De aanwezige gemeenten gaven aan dat de omgang met data en het verdelen van schaarse ruimte nog een worsteling is. Veel gemeenten worden geconfronteerd met veel initiatiefnemers, maar vervolgens roept dat wel vragen op over hoe een gemeente voorwaarden kan stellen aan het delen van data en het verlenen van ruimtelijke schaarste onder de aanbieders. Wildgroei, zoals bij het lanceren van deelfietssystemen, moet worden voorkomen.  Het ministerie van I&W gaf aan dat beide vraagstukken aandacht krijgen. Ook de vraag naar betaalbaarheid voor een brede groep gebruikers speelde een rol tijdens de discussie: soms worden MaaS-systemen gepropageerd vanuit kostenbesparende motieven voor het doelgroepenvervoer en de onderkant van het reguliere openbaar vervoer. Dat leidt vaak tot hogere verplaatsingskosten en het opwerpen van een digitale drempel voor de gebruikers. Aan de andere kant zijn MaaS-systemen vanwege de exploitatie ook gebaat bij een grote gebruiksgroep.
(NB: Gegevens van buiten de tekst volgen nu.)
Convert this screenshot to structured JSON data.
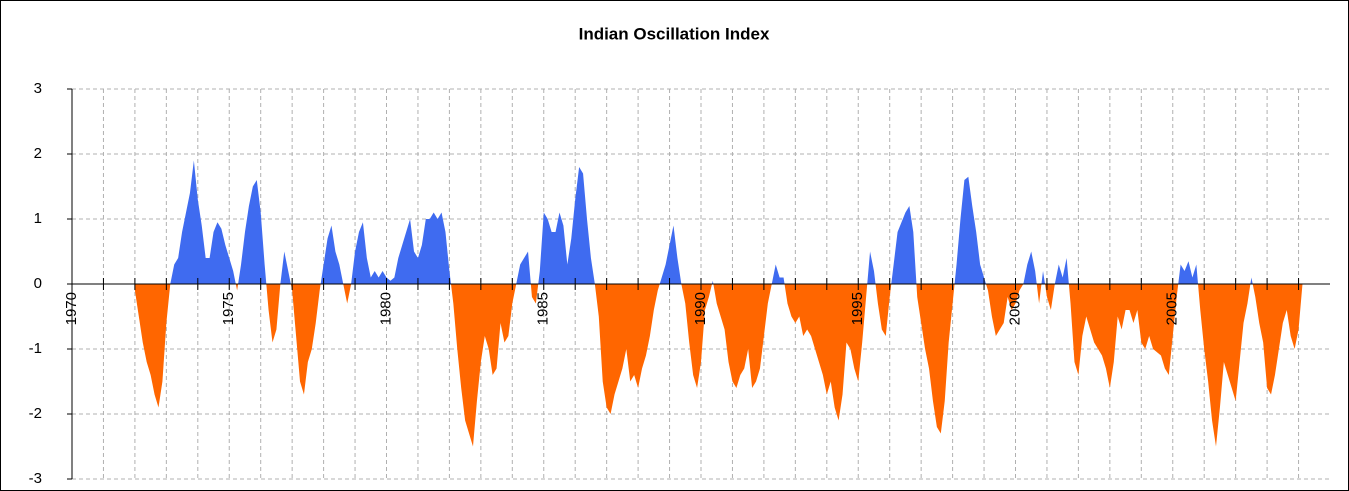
{
  "chart_data": {
    "type": "area",
    "title": "Indian Oscillation Index",
    "color_positive": "#3f6bf0",
    "color_negative": "#ff6600",
    "xlim": [
      1970,
      2010
    ],
    "xticks": [
      1970,
      1975,
      1980,
      1985,
      1990,
      1995,
      2000,
      2005
    ],
    "x_minor_ticks": [
      1970,
      1971,
      1972,
      1973,
      1974,
      1975,
      1976,
      1977,
      1978,
      1979,
      1980,
      1981,
      1982,
      1983,
      1984,
      1985,
      1986,
      1987,
      1988,
      1989,
      1990,
      1991,
      1992,
      1993,
      1994,
      1995,
      1996,
      1997,
      1998,
      1999,
      2000,
      2001,
      2002,
      2003,
      2004,
      2005,
      2006,
      2007,
      2008,
      2009
    ],
    "ylim": [
      -3,
      3
    ],
    "yticks": [
      -3,
      -2,
      -1,
      0,
      1,
      2,
      3
    ],
    "grid": true,
    "x": [
      1972,
      1972.125,
      1972.25,
      1972.375,
      1972.5,
      1972.625,
      1972.75,
      1972.875,
      1973,
      1973.125,
      1973.25,
      1973.375,
      1973.5,
      1973.625,
      1973.75,
      1973.875,
      1974,
      1974.125,
      1974.25,
      1974.375,
      1974.5,
      1974.625,
      1974.75,
      1974.875,
      1975,
      1975.125,
      1975.25,
      1975.375,
      1975.5,
      1975.625,
      1975.75,
      1975.875,
      1976,
      1976.125,
      1976.25,
      1976.375,
      1976.5,
      1976.625,
      1976.75,
      1976.875,
      1977,
      1977.125,
      1977.25,
      1977.375,
      1977.5,
      1977.625,
      1977.75,
      1977.875,
      1978,
      1978.125,
      1978.25,
      1978.375,
      1978.5,
      1978.625,
      1978.75,
      1978.875,
      1979,
      1979.125,
      1979.25,
      1979.375,
      1979.5,
      1979.625,
      1979.75,
      1979.875,
      1980,
      1980.125,
      1980.25,
      1980.375,
      1980.5,
      1980.625,
      1980.75,
      1980.875,
      1981,
      1981.125,
      1981.25,
      1981.375,
      1981.5,
      1981.625,
      1981.75,
      1981.875,
      1982,
      1982.125,
      1982.25,
      1982.375,
      1982.5,
      1982.625,
      1982.75,
      1982.875,
      1983,
      1983.125,
      1983.25,
      1983.375,
      1983.5,
      1983.625,
      1983.75,
      1983.875,
      1984,
      1984.125,
      1984.25,
      1984.375,
      1984.5,
      1984.625,
      1984.75,
      1984.875,
      1985,
      1985.125,
      1985.25,
      1985.375,
      1985.5,
      1985.625,
      1985.75,
      1985.875,
      1986,
      1986.125,
      1986.25,
      1986.375,
      1986.5,
      1986.625,
      1986.75,
      1986.875,
      1987,
      1987.125,
      1987.25,
      1987.375,
      1987.5,
      1987.625,
      1987.75,
      1987.875,
      1988,
      1988.125,
      1988.25,
      1988.375,
      1988.5,
      1988.625,
      1988.75,
      1988.875,
      1989,
      1989.125,
      1989.25,
      1989.375,
      1989.5,
      1989.625,
      1989.75,
      1989.875,
      1990,
      1990.125,
      1990.25,
      1990.375,
      1990.5,
      1990.625,
      1990.75,
      1990.875,
      1991,
      1991.125,
      1991.25,
      1991.375,
      1991.5,
      1991.625,
      1991.75,
      1991.875,
      1992,
      1992.125,
      1992.25,
      1992.375,
      1992.5,
      1992.625,
      1992.75,
      1992.875,
      1993,
      1993.125,
      1993.25,
      1993.375,
      1993.5,
      1993.625,
      1993.75,
      1993.875,
      1994,
      1994.125,
      1994.25,
      1994.375,
      1994.5,
      1994.625,
      1994.75,
      1994.875,
      1995,
      1995.125,
      1995.25,
      1995.375,
      1995.5,
      1995.625,
      1995.75,
      1995.875,
      1996,
      1996.125,
      1996.25,
      1996.375,
      1996.5,
      1996.625,
      1996.75,
      1996.875,
      1997,
      1997.125,
      1997.25,
      1997.375,
      1997.5,
      1997.625,
      1997.75,
      1997.875,
      1998,
      1998.125,
      1998.25,
      1998.375,
      1998.5,
      1998.625,
      1998.75,
      1998.875,
      1999,
      1999.125,
      1999.25,
      1999.375,
      1999.5,
      1999.625,
      1999.75,
      1999.875,
      2000,
      2000.125,
      2000.25,
      2000.375,
      2000.5,
      2000.625,
      2000.75,
      2000.875,
      2001,
      2001.125,
      2001.25,
      2001.375,
      2001.5,
      2001.625,
      2001.75,
      2001.875,
      2002,
      2002.125,
      2002.25,
      2002.375,
      2002.5,
      2002.625,
      2002.75,
      2002.875,
      2003,
      2003.125,
      2003.25,
      2003.375,
      2003.5,
      2003.625,
      2003.75,
      2003.875,
      2004,
      2004.125,
      2004.25,
      2004.375,
      2004.5,
      2004.625,
      2004.75,
      2004.875,
      2005,
      2005.125,
      2005.25,
      2005.375,
      2005.5,
      2005.625,
      2005.75,
      2005.875,
      2006,
      2006.125,
      2006.25,
      2006.375,
      2006.5,
      2006.625,
      2006.75,
      2006.875,
      2007,
      2007.125,
      2007.25,
      2007.375,
      2007.5,
      2007.625,
      2007.75,
      2007.875,
      2008,
      2008.125,
      2008.25,
      2008.375,
      2008.5,
      2008.625,
      2008.75,
      2008.875,
      2009,
      2009.125
    ],
    "values": [
      -0.1,
      -0.5,
      -0.9,
      -1.2,
      -1.4,
      -1.7,
      -1.9,
      -1.5,
      -0.6,
      0,
      0.3,
      0.4,
      0.8,
      1.1,
      1.4,
      1.9,
      1.3,
      0.9,
      0.4,
      0.4,
      0.8,
      0.95,
      0.85,
      0.6,
      0.4,
      0.2,
      -0.1,
      0.3,
      0.8,
      1.2,
      1.5,
      1.6,
      1.1,
      0.3,
      -0.4,
      -0.9,
      -0.7,
      0,
      0.5,
      0.2,
      -0.1,
      -0.8,
      -1.5,
      -1.7,
      -1.2,
      -1.0,
      -0.6,
      -0.1,
      0.3,
      0.7,
      0.9,
      0.5,
      0.3,
      0,
      -0.3,
      0,
      0.5,
      0.8,
      0.95,
      0.4,
      0.1,
      0.2,
      0.1,
      0.2,
      0.1,
      0.05,
      0.1,
      0.4,
      0.6,
      0.8,
      1.0,
      0.5,
      0.4,
      0.6,
      1.0,
      1.0,
      1.1,
      1.0,
      1.1,
      0.8,
      0.2,
      -0.3,
      -1.0,
      -1.6,
      -2.1,
      -2.3,
      -2.5,
      -1.8,
      -1.2,
      -0.8,
      -1.0,
      -1.4,
      -1.3,
      -0.6,
      -0.9,
      -0.8,
      -0.3,
      0,
      0.3,
      0.4,
      0.5,
      -0.2,
      -0.3,
      0.2,
      1.1,
      1.0,
      0.8,
      0.8,
      1.1,
      0.9,
      0.3,
      0.7,
      1.3,
      1.8,
      1.7,
      1.0,
      0.4,
      0,
      -0.5,
      -1.5,
      -1.9,
      -2.0,
      -1.7,
      -1.5,
      -1.3,
      -1.0,
      -1.5,
      -1.4,
      -1.6,
      -1.3,
      -1.1,
      -0.8,
      -0.4,
      -0.1,
      0.1,
      0.3,
      0.6,
      0.9,
      0.4,
      0,
      -0.3,
      -0.9,
      -1.4,
      -1.6,
      -1.2,
      -0.4,
      -0.2,
      0.05,
      -0.3,
      -0.5,
      -0.7,
      -1.2,
      -1.5,
      -1.6,
      -1.4,
      -1.3,
      -1.0,
      -1.6,
      -1.5,
      -1.3,
      -0.8,
      -0.3,
      0,
      0.3,
      0.1,
      0.1,
      -0.3,
      -0.5,
      -0.6,
      -0.5,
      -0.8,
      -0.7,
      -0.8,
      -1.0,
      -1.2,
      -1.4,
      -1.7,
      -1.5,
      -1.9,
      -2.1,
      -1.7,
      -0.9,
      -1.0,
      -1.3,
      -1.5,
      -0.9,
      -0.2,
      0.5,
      0.2,
      -0.3,
      -0.7,
      -0.8,
      -0.2,
      0.3,
      0.8,
      0.95,
      1.1,
      1.2,
      0.8,
      -0.2,
      -0.6,
      -1.0,
      -1.3,
      -1.8,
      -2.2,
      -2.3,
      -1.8,
      -0.9,
      -0.3,
      0.3,
      1.0,
      1.6,
      1.65,
      1.2,
      0.8,
      0.3,
      0.1,
      -0.1,
      -0.5,
      -0.8,
      -0.7,
      -0.6,
      -0.2,
      -0.4,
      -0.3,
      -0.1,
      0,
      0.3,
      0.5,
      0.2,
      -0.3,
      0.2,
      -0.2,
      -0.4,
      0,
      0.3,
      0.1,
      0.4,
      -0.3,
      -1.2,
      -1.4,
      -0.8,
      -0.5,
      -0.7,
      -0.9,
      -1.0,
      -1.1,
      -1.3,
      -1.6,
      -1.2,
      -0.5,
      -0.7,
      -0.4,
      -0.4,
      -0.6,
      -0.4,
      -0.9,
      -1.0,
      -0.8,
      -1.0,
      -1.05,
      -1.1,
      -1.3,
      -1.4,
      -0.8,
      -0.2,
      0.3,
      0.2,
      0.35,
      0.1,
      0.3,
      -0.4,
      -1.0,
      -1.5,
      -2.1,
      -2.5,
      -1.9,
      -1.2,
      -1.4,
      -1.6,
      -1.8,
      -1.2,
      -0.6,
      -0.3,
      0.1,
      -0.2,
      -0.6,
      -0.9,
      -1.6,
      -1.7,
      -1.4,
      -1.0,
      -0.6,
      -0.4,
      -0.8,
      -1.0,
      -0.7,
      0
    ]
  }
}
Zero emissie doelgroepenvervoer

In 2018 hebben Rijksoverheid, gemeenten, vervoerders en voertuigleveranciers de ambitie voor een volledig uitstootvrij doelgroepenvervoer in 2025 vastgelegd. Inmiddels telt deze Coalition-of-the-Willing ruim 90 partijen, waaronder 73 gemeenten. Het GNMI voert in opdracht van de Rijksoverheid het secretariaat uit en zorgt voor het verder ontwikkelen van deze coalitie.

Om te komen tot een volledige 0-emissie in het doelgroepenvervoer moeten er nog enkele knelpunten worden weggenomen. Voertuigfabrikanten bouwen een steeds breder palet aan 0-emissievoertuigen en de batterijkwaliteit neemt te, maar de bestaande voertuigmodellen zijn niet of alleen tegen hogere kosten geschikt te maken voor doelgroepenvervoer. Daarnaast is de beschikbaarheid van laadinfrastructuur een reden van zorg, nu de elektriciteitsnetwerken in veel regio’s aan hun maximale capaciteit zitten. Dit is binnen de aankomende Nationale Agenda Laadinfrastructuur een prioriteit en het GNMI gaat aan de slag met het nadenken over een optimale inzet van laadinfrastructuur.

Vervoerders geven aan dat de relatief korte contracteringstermijnen op gespannen voet staan met de financierbaarheid van een volledige nul-emissievloot. Het GNMI onderzoekt financieringsmogelijkheden om deze problematiek het hoofd te bieden. Gemeenten zien daarentegen de kosten voor het sociaal domein stijgen en zoeken naar mogelijkheden om alle uitgaven beheersbaar te houden.

Evaluatie marktwerking in het openbaar vervoer en spoorordening

De staatssecretaris van Infrastructuur en Waterstaat is bezig met een aantal onderzoeken naar de marktwerking in het openbaar vervoer en de ordening van het spoor. Het GNMI speelt een rol in enkele onderzoeken als schakel met de lokale overheden. Gemeenten en de spoorsector komen elkaar tegen bij ruimtelijke vraagstukken rondom het station, maar ook bij werkzaamheden aan het spoor of bij de bouw van een tunnel en natuurlijk bij de afstemming tussen het lokale mobiliteitsbeleid en de nationale bereikbaarheidsopgaven. Het GNMI gaat met de komende tijd met gemeenten en de Rijksoverheid om tafel welke punten daarbij specifiek naar boven komen in het kader van het onderzoek naar de marktwerking.